Il y en a qui étaient déçus de ne pas entendre Plainsong ou Friday I’m In Love? Il fallait être là en 2013. Remarquez, plus de la moitié des chansons au programme hier ont été jouées à Osheaga il y a trois ans. Et on n’avait pas vu cette déferlante de commentaires négatifs sur les réseaux sociaux. Comme quoi le « pacing » d’un show tient à peu de chose.
Vous vouliez plus de chansons des albums Boys Don’t Cry (1979, pressage américain) et Seventeen Seconds (1980)? Il fallait être là en 2008 quand deux des rappels ont été entièrement consacrés à ces albums. Oui, entendre en succession A Night, M, Play For Today et A Forest, et puis, tout de suite après Boys Don’t Cry, Jumping Someone Else Train, Grinding Halt, 10 :15 Saturday Night et Killing An Arab en succession, c’était imbattable.
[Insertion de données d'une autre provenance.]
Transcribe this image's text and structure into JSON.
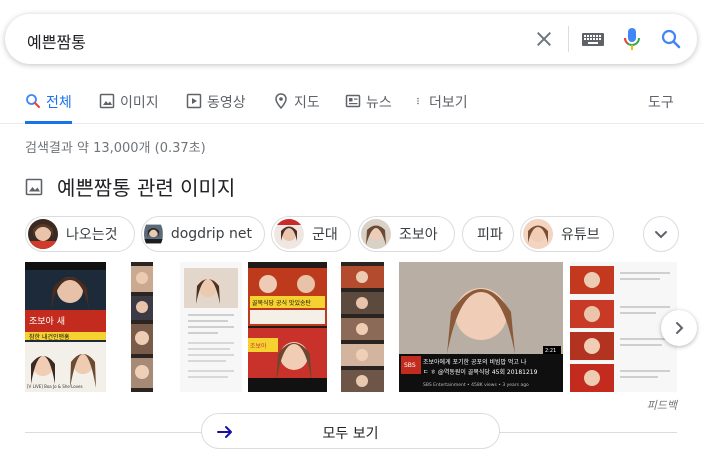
{
  "search": {
    "query": "예쁜짬통"
  },
  "tabs": [
    {
      "label": "전체",
      "icon": "search-icon",
      "active": true
    },
    {
      "label": "이미지",
      "icon": "image-icon"
    },
    {
      "label": "동영상",
      "icon": "video-icon"
    },
    {
      "label": "지도",
      "icon": "map-pin-icon"
    },
    {
      "label": "뉴스",
      "icon": "news-icon"
    },
    {
      "label": "더보기",
      "icon": "more-vert-icon"
    }
  ],
  "tools_label": "도구",
  "result_stats": "검색결과 약 13,000개 (0.37초)",
  "images_section": {
    "title": "예쁜짬통 관련 이미지",
    "chips": [
      "나오는것",
      "dogdrip net",
      "군대",
      "조보아",
      "피파",
      "유튜브"
    ],
    "tiles": [
      {
        "caption_top": "조보아 새",
        "caption_mid": "참한 내건인맨훔",
        "caption_bot": "[V LIVE] Boa Jo & She Loves"
      },
      {
        "caption_top": ""
      },
      {
        "caption_top": ""
      },
      {
        "caption_top": "골목식당 공식 맛있송탄",
        "caption_mid": "조보아"
      },
      {
        "caption_top": ""
      },
      {
        "caption_top": "조보아에게 포기한 공포의 비빔밥 먹고 나",
        "caption_mid": "ㄷ ㅎ @역동원이 골목식당 45회 20181219",
        "caption_bot": "SBS Entertainment • 458K views • 3 years ago",
        "duration": "2:21"
      },
      {
        "caption_top": ""
      }
    ],
    "feedback": "피드백",
    "see_all": "모두 보기"
  },
  "colors": {
    "accent": "#1a73e8",
    "google_red": "#ea4335",
    "google_yellow": "#fbbc04",
    "google_green": "#34a853"
  }
}
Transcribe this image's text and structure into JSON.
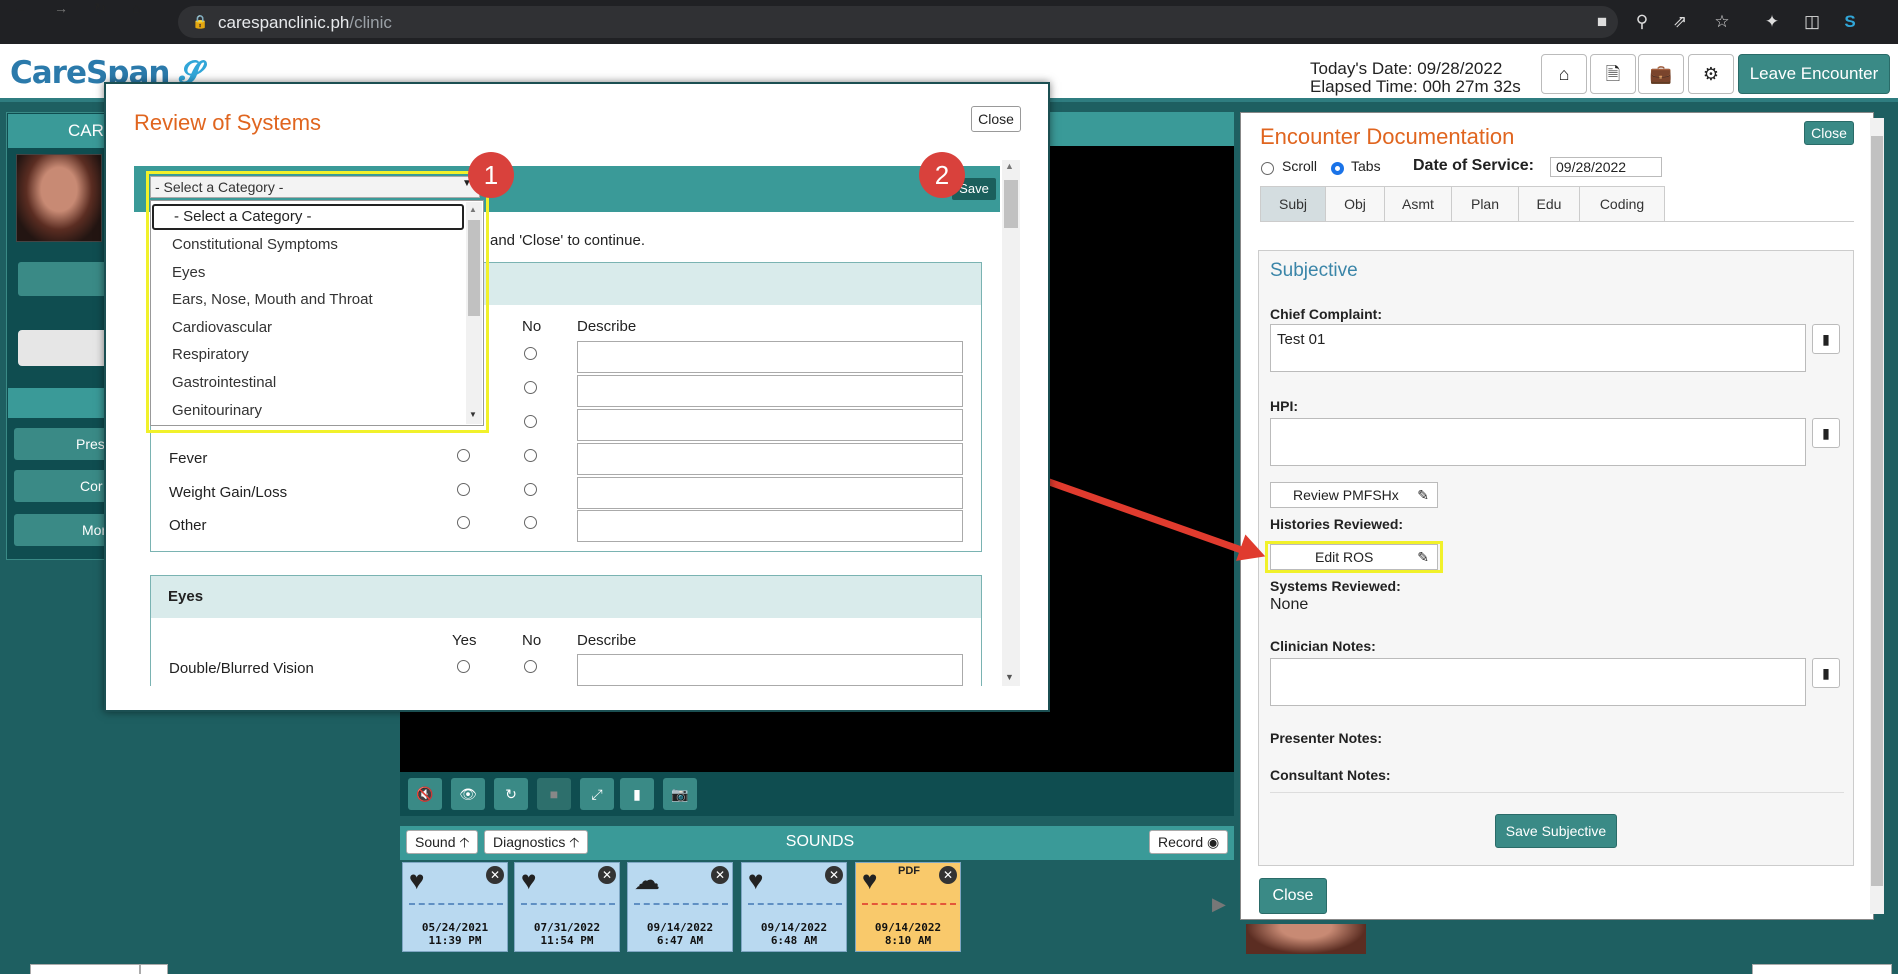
{
  "browser": {
    "url_host": "carespanclinic.ph",
    "url_path": "/clinic",
    "icons": [
      "back-icon",
      "forward-icon",
      "reload-icon",
      "home-icon",
      "lock-icon",
      "camera-icon",
      "zoom-icon",
      "share-icon",
      "star-icon",
      "extensions-icon",
      "sidepanel-icon",
      "profile-icon"
    ]
  },
  "app": {
    "logo_text": "CareSpan",
    "today_date": "Today's Date: 09/28/2022",
    "elapsed_time": "Elapsed Time: 00h 27m 32s",
    "leave_label": "Leave Encounter",
    "left_title": "CAR",
    "left_buttons": [
      "Pres",
      "Cor",
      "Mor"
    ],
    "sounds": {
      "sound_label": "Sound",
      "diagnostics_label": "Diagnostics",
      "title": "SOUNDS",
      "record_label": "Record",
      "items": [
        {
          "type": "heart",
          "date": "05/24/2021",
          "time": "11:39 PM"
        },
        {
          "type": "heart",
          "date": "07/31/2022",
          "time": "11:54 PM"
        },
        {
          "type": "ear",
          "date": "09/14/2022",
          "time": "6:47 AM"
        },
        {
          "type": "heart",
          "date": "09/14/2022",
          "time": "6:48 AM"
        },
        {
          "type": "pdf",
          "label": "PDF",
          "date": "09/14/2022",
          "time": "8:10 AM"
        }
      ]
    }
  },
  "ros": {
    "title": "Review of Systems",
    "close_label": "Close",
    "save_label": "Save",
    "select_value": "- Select a Category -",
    "instruction": "and 'Close' to continue.",
    "dropdown_options": [
      "- Select a Category -",
      "Constitutional Symptoms",
      "Eyes",
      "Ears, Nose, Mouth and Throat",
      "Cardiovascular",
      "Respiratory",
      "Gastrointestinal",
      "Genitourinary"
    ],
    "col_yes": "Yes",
    "col_no": "No",
    "col_describe": "Describe",
    "constitutional_rows": [
      "Fever",
      "Weight Gain/Loss",
      "Other"
    ],
    "eyes_title": "Eyes",
    "eyes_rows": [
      "Double/Blurred Vision"
    ],
    "badge1": "1",
    "badge2": "2"
  },
  "encounter": {
    "title": "Encounter Documentation",
    "close_label": "Close",
    "view_scroll": "Scroll",
    "view_tabs": "Tabs",
    "date_of_service_label": "Date of Service:",
    "date_of_service_value": "09/28/2022",
    "tabs": [
      "Subj",
      "Obj",
      "Asmt",
      "Plan",
      "Edu",
      "Coding"
    ],
    "subjective_title": "Subjective",
    "chief_complaint_label": "Chief Complaint:",
    "chief_complaint_value": "Test 01",
    "hpi_label": "HPI:",
    "review_pmfshx": "Review PMFSHx",
    "histories_reviewed_label": "Histories Reviewed:",
    "edit_ros": "Edit ROS",
    "systems_reviewed_label": "Systems Reviewed:",
    "systems_reviewed_value": "None",
    "clinician_notes_label": "Clinician Notes:",
    "presenter_notes_label": "Presenter Notes:",
    "consultant_notes_label": "Consultant Notes:",
    "save_subjective": "Save Subjective",
    "bottom_close": "Close"
  },
  "colors": {
    "teal": "#3a9a98",
    "dark_teal": "#1e5f61",
    "orange_title": "#e0651f",
    "highlight_yellow": "#f1f12a",
    "badge_red": "#d9413c"
  }
}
Mais s’il m’arrive de reprocher à des artistes de faire impasse sur des succès dans des spectacles de 90 minutes, je ne vais pas jeter la pierre à un groupe qui joue 31 chansons durant deux heures et cinquante minutes, qui propose une première partie de 40 minutes (The Twlight Sad), tout ça, avec la moitié des billets vendus dans le Centre Bell pour 60 $ !
Bref, il faut relativiser. Smith a bâti un « pacing » aussi échevelé que sa coiffure (pas nouveau) et il y a une demi-douzaine de chansons que l’on aurait préférées à une demi-douzaine d’autres. Mais décevant, ce concert? Pas une minute. J’y retourne en courant la prochaine fois.